Teel v. State

432 S.W.2d 911 | Tex. Crim. App. | 1968

432 S.W.2d 911 (1968)

Frank Douglas TEEL, Appellant,
v.
The STATE of Texas, Appellee.

No. 41687.

Court of Criminal Appeals of Texas.

October 23, 1968.

No attorney of record on appeal.

Leon B. Douglas, State's Atty., Austin, for the State.

OPINION

ONION, Judge.

This is an appeal from an order revoking probation.

We find that we are faced with the same question with which we were confronted in *912 Anderson v. State, Tex.Cr.App., 421 S.W.2d 667, and this appeal must be dismissed for want of a sentence imposed after revocation of probation. See Article 42.04, Vernon's Ann.C.C.P.

The record reflects that on November 3, 1967, appellant was convicted of burglary upon his plea of guilty and punishment was assessed at three years. Judgment was entered accordingly. On that same date sentence was imposed, but the execution of the same was suspended and the appellant placed on probation subject to certain terms and conditions.

Following a hearing on the State's motion for revocation, appellant's probation was revoked on January 5, 1968, and the sentence previously imposed was ordered carried out.

Under former Article 781d, Sections 1 and 3, V.A.C.C.P., the trial court in granting adult probation was authorized to suspend either the imposition or the execution of the sentence.
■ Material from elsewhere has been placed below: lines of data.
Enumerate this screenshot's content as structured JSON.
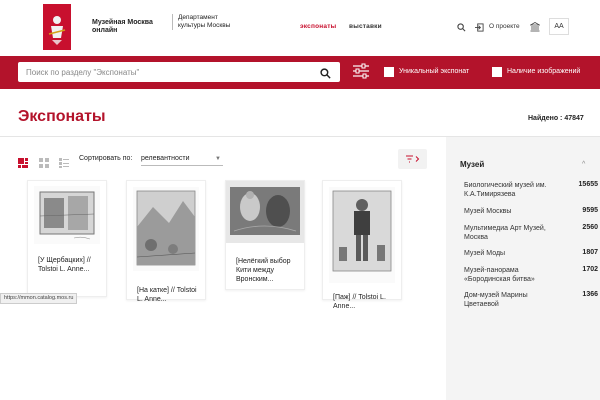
{
  "header": {
    "brand": "Музейная Москва онлайн",
    "department": "Департамент культуры Москвы",
    "nav": [
      "экспонаты",
      "выставки"
    ],
    "about": "О проекте",
    "font_size_toggle": "АА"
  },
  "search": {
    "placeholder": "Поиск по разделу \"Экспонаты\"",
    "unique_label": "Уникальный экспонат",
    "images_label": "Наличие изображений"
  },
  "page": {
    "title": "Экспонаты",
    "found": "Найдено : 47847"
  },
  "toolbar": {
    "sort_label": "Сортировать по:",
    "sort_value": "релевантности"
  },
  "cards": [
    {
      "caption": "[У Щербацких] // Tolstoi L. Anne..."
    },
    {
      "caption": "[На катке] // Tolstoi L. Anne..."
    },
    {
      "caption": "[Нелёгкий выбор Кити между Вронским..."
    },
    {
      "caption": "[Паж] // Tolstoi L. Anne..."
    }
  ],
  "sidebar": {
    "heading": "Музей",
    "items": [
      {
        "name": "Биологический музей им. К.А.Тимирязева",
        "count": "15655"
      },
      {
        "name": "Музей Москвы",
        "count": "9595"
      },
      {
        "name": "Мультимедиа Арт Музей, Москва",
        "count": "2560"
      },
      {
        "name": "Музей Моды",
        "count": "1807"
      },
      {
        "name": "Музей-панорама «Бородинская битва»",
        "count": "1702"
      },
      {
        "name": "Дом-музей Марины Цветаевой",
        "count": "1366"
      }
    ]
  },
  "status_url": "https://mmon.catalog.mos.ru",
  "colors": {
    "accent": "#b3132b",
    "brand_red": "#c8102e"
  }
}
Cf. Article IV, Section 11A, Texas Constitution, Vernon's Ann.St.

Under the 1965 Code of Criminal Procedure the trial court, however, is limited to the use of the suspension of the imposition of the sentence method of granting probation. See Article 42.12, Sections 1 and 3, V.A.C.C.P., 1965. Under such procedure sentence is never imposed except following revocation of probation. A sentence imposed earlier where it is the clear intent of the court to grant probation is a nullity. Anderson v. State, supra; Cf. Ex parte McCarter, Tex.Cr.App., 415 S.W.2d 409.

The sentence in the case at bar being unauthorized at the time it was imposed, the court's order following revocation that the previously imposed sentence be carried out is of no effect.

No sentence appearing in the record following revocation of probation, the appeal is premature and is dismissed.